Ozark Premier plum – a promising American cultivar. It was developed in 1946 at the Missouri experimental station. In Ukraine the cultivar appeared in the 1980s.

It is a medium-vigor tree with a beautiful cup-shaped, spreading, densely leaved crown. The trunk is of medium thickness, covered with dark-brown cracking bark. Young shoots are glabrous, straight, with unusually light-brown bark. Main branches are slightly curved, departing from the trunk at an angle of 30—48°. Numerous lenticels are present.

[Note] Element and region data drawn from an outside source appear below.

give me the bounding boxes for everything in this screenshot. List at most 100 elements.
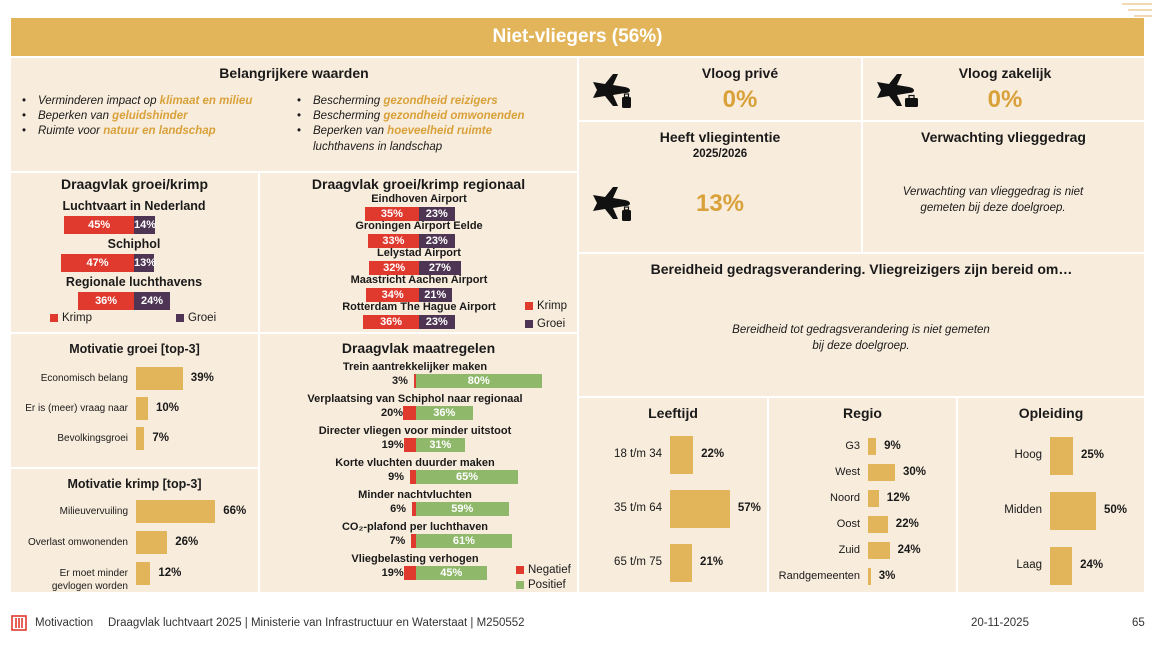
bar-krimp [64,216,134,234]
category-label: Zuid [838,543,860,556]
willingness-title: Bereidheid gedragsverandering. Vliegreiz… [650,261,1073,277]
bar [670,436,694,474]
bar-value-label: 10% [156,401,180,414]
bar-label-krimp: 33% [382,235,405,247]
bar-value-label: 9% [884,439,901,452]
bar-groei: 14% [134,216,156,234]
category-label: Milieuvervuiling [59,505,128,517]
bar [1050,547,1073,585]
bar-value-label: 26% [175,535,199,548]
region-chart-title: Regio [843,405,882,421]
bar-positief: 36% [416,406,473,420]
support-chart-title: Draagvlak groei/krimp [60,176,209,192]
bar [868,490,879,507]
airplane-luggage-icon [593,74,631,108]
education-chart-title: Opleiding [1018,405,1084,421]
bar-krimp [364,207,419,221]
legend-shrink: Krimp [50,312,92,324]
bar [136,397,148,420]
bar-groei: 23% [419,234,455,248]
category-label: Korte vluchten duurder maken [335,457,495,469]
category-label: Directer vliegen voor minder uitstoot [318,425,512,437]
kpi-private-value: 0% [722,86,758,113]
category-label: Lelystad Airport [377,247,461,259]
category-label: Vliegbelasting verhogen [351,553,479,565]
bar-value-label: 12% [886,491,910,504]
legend-grow: Groei [176,312,216,324]
category-label: Oost [836,517,860,530]
footer-text: Draagvlak luchtvaart 2025 | Ministerie v… [108,617,525,629]
category-label: Overlast omwonenden [27,536,128,548]
bar-value-label: 22% [701,448,725,460]
category-label: Minder nachtvluchten [358,489,472,501]
bar-label-negatief: 19% [381,567,404,579]
category-label: Er moet minder gevlogen worden [51,567,128,592]
category-label: 65 t/m 75 [614,556,662,568]
bar [670,544,693,582]
bar-label-negatief: 7% [389,535,406,547]
bar-positief: 45% [416,566,487,580]
bar-positief: 31% [416,438,465,452]
region-panel [769,398,956,592]
bar-value-label: 57% [737,502,761,514]
category-label: CO₂-plafond per luchthaven [341,521,489,533]
bar-label-krimp: 32% [383,262,406,274]
category-label: Rotterdam The Hague Airport [342,301,496,313]
bar-value-label: 50% [1104,504,1128,516]
measures-chart-title: Draagvlak maatregelen [341,340,496,356]
values-title: Belangrijkere waarden [219,65,369,81]
bar-label-negatief: 6% [390,503,406,515]
bar-groei: 24% [134,292,170,310]
category-label: Groningen Airport Eelde [355,220,483,232]
category-label: Trein aantrekkelijker maken [342,361,488,373]
bar-krimp [369,261,419,275]
category-label: Regionale luchthavens [65,275,203,289]
bar [1050,437,1073,475]
bar-value-label: 24% [897,543,921,556]
bar [868,464,895,481]
regional-panel [260,173,577,332]
bar-value-label: 3% [878,569,896,582]
bar-negatief [414,374,416,388]
legend-negative: Negatief [516,564,571,576]
kpi-expect-label: Verwachting vlieggedrag [921,129,1086,145]
legend-grow-swatch [525,319,533,328]
bar-label-krimp: 36% [95,295,118,307]
bar [868,542,890,559]
bar-label-krimp: 36% [380,316,403,328]
bar-groei: 13% [134,254,156,272]
bar-label-negatief: 3% [392,375,408,387]
bar-negatief [403,406,416,420]
category-label: West [835,465,860,478]
bar-negatief [403,438,416,452]
value-item: • Bescherming gezondheid omwonenden [297,110,525,122]
bar-negatief [411,534,416,548]
bar [136,531,168,554]
corner-stripes-decoration [1122,3,1152,17]
kpi-private-label: Vloog privé [701,65,779,81]
bar-value-label: 24% [1080,559,1104,571]
legend-shrink-swatch [525,301,533,310]
bar [136,500,216,523]
footer-date: 20-11-2025 [971,617,1029,629]
kpi-expect-note: Verwachting van vlieggedrag is niet geme… [902,186,1084,214]
bar-label-krimp: 47% [86,257,109,269]
category-label: Verplaatsing van Schiphol naar regionaal [307,393,523,405]
value-item: • Ruimte voor natuur en landschap [22,125,216,137]
bar-groei: 21% [419,288,452,302]
value-item: • Verminderen impact op klimaat en milieu [22,95,253,107]
category-label: Laag [1016,559,1042,571]
legend-shrink-swatch [50,313,58,322]
bar-positief: 59% [416,502,509,516]
bar-krimp [61,254,134,272]
kpi-intent-sub: 2025/2026 [692,148,748,160]
legend-positive-swatch [516,580,524,589]
bar-label-krimp: 45% [88,219,111,231]
category-label: Maastricht Aachen Airport [350,274,488,286]
bar [136,562,151,585]
value-item: • Beperken van geluidshinder [22,110,188,122]
shrink-motivation-title: Motivatie krimp [top-3] [67,477,202,491]
footer-page-number: 65 [1132,617,1145,629]
value-item: • Bescherming gezondheid reizigers [297,95,498,107]
category-label: Bevolkingsgroei [57,432,128,444]
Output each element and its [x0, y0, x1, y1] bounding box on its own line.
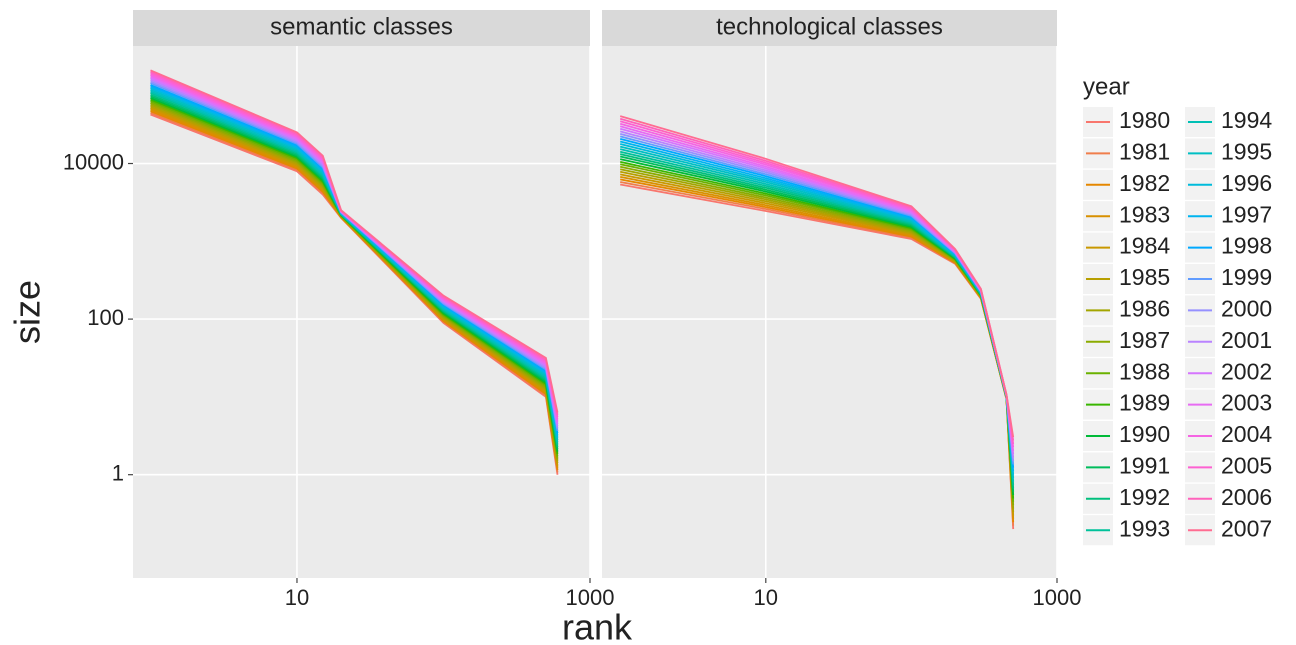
- y-tick-label: 1: [112, 461, 124, 486]
- series-line: [619, 115, 1015, 438]
- x-tick-label: 10: [285, 585, 309, 610]
- x-tick-label: 1000: [1033, 585, 1082, 610]
- panel-background: [602, 46, 1057, 578]
- legend-label: 1988: [1119, 358, 1170, 384]
- legend-label: 1981: [1119, 138, 1170, 164]
- legend-title: year: [1083, 73, 1130, 100]
- legend-label: 2002: [1221, 358, 1272, 384]
- strip-label: semantic classes: [270, 13, 453, 40]
- legend-label: 1989: [1119, 390, 1170, 416]
- legend-label: 1995: [1221, 138, 1272, 164]
- x-tick-label: 1000: [566, 585, 615, 610]
- x-tick-label: 10: [754, 585, 778, 610]
- strip-label: technological classes: [716, 13, 943, 40]
- y-axis-label: size: [7, 280, 48, 344]
- strip-background: [602, 10, 1057, 46]
- legend-label: 2000: [1221, 295, 1272, 321]
- legend-label: 1983: [1119, 201, 1170, 227]
- legend-label: 2006: [1221, 484, 1272, 510]
- legend-label: 1987: [1119, 327, 1170, 353]
- legend-label: 1986: [1119, 295, 1170, 321]
- y-tick-label: 10000: [63, 149, 124, 174]
- x-axis-label: rank: [562, 607, 633, 645]
- series-line: [150, 69, 559, 413]
- legend-label: 1994: [1221, 107, 1272, 133]
- legend-label: 1998: [1221, 233, 1272, 259]
- legend-label: 1990: [1119, 421, 1170, 447]
- legend-label: 1982: [1119, 170, 1170, 196]
- legend-label: 1991: [1119, 452, 1170, 478]
- legend-label: 1985: [1119, 264, 1170, 290]
- legend-label: 1999: [1221, 264, 1272, 290]
- legend-label: 1984: [1119, 233, 1170, 259]
- legend-label: 2003: [1221, 390, 1272, 416]
- y-tick-label: 100: [87, 305, 124, 330]
- legend-label: 2004: [1221, 421, 1272, 447]
- legend-label: 2001: [1221, 327, 1272, 353]
- legend-label: 1980: [1119, 107, 1170, 133]
- legend-label: 1996: [1221, 170, 1272, 196]
- legend-label: 1993: [1119, 515, 1170, 541]
- legend-label: 1992: [1119, 484, 1170, 510]
- legend-label: 2005: [1221, 452, 1272, 478]
- strip-background: [133, 10, 590, 46]
- legend-label: 1997: [1221, 201, 1272, 227]
- legend-label: 2007: [1221, 515, 1272, 541]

Leaves are regularly obovate in shape, dark green. Leaf blade glabrous, convex. Petiole up to 16 mm, of medium thickness, glabrous.

Blooms in the mid-early period; flowers are rarely affected by spring frosts. From one generative bud 1-2 white, widely open flowers develop.

Begins to bear fruit in the 3rd-4th year. Fruits are oval or broadly ovoid, with a somewhat narrowed, slightly indented apex, large, 110 g. Base with a deep and wide cavity, with thick raised shoulders. Skin green-yellow, thin but not easily removed, covered with a waxy bloom that is easily rubbed off. The ventral suture is well-defined, does not crack. The dorsal suture is closed. Ripe fruits have a dark-burgundy dotted blush. The stone is small, separates well from the flesh. Flesh juicy, very tender, melting, pale cream-colored, does not darken on exposure to air, fine-fibred, of excellent sweet-and-sour taste, very aromatic. Fruits ripen at the end of July, not uniformly. Crops are abundant, annual. At 10 years gives 60 kg.

The cultivar is self-sterile. Pollinators: Shiro (Shiro), Starking Delicious (Starking Delicious), Methley, Satsuma, Santa Rosa, Friar

Varieties pollinated by it: Ruth Gerstetter, Sultan, Empress, Bluefre.

Hardiness zone: 5-9

Location: grows well on elevated and well-lit sites. Soil light or medium, pH 4.5-7.5. The cultivar is drought-tolerant.

Planting: similar to that for domestic plum.

Care: responds well to irrigation, as well as mineral and organic fertilizers.

Pruning: in youth requires formative pruning; during full fruiting – rejuvenation pruning.

Pests and diseases: resistance to diseases is average

Uses: fruits have excellent marketable appearance and high transportability, ripen well in storage. Consumed fresh, and also used for compotes, preserves, jams and juices.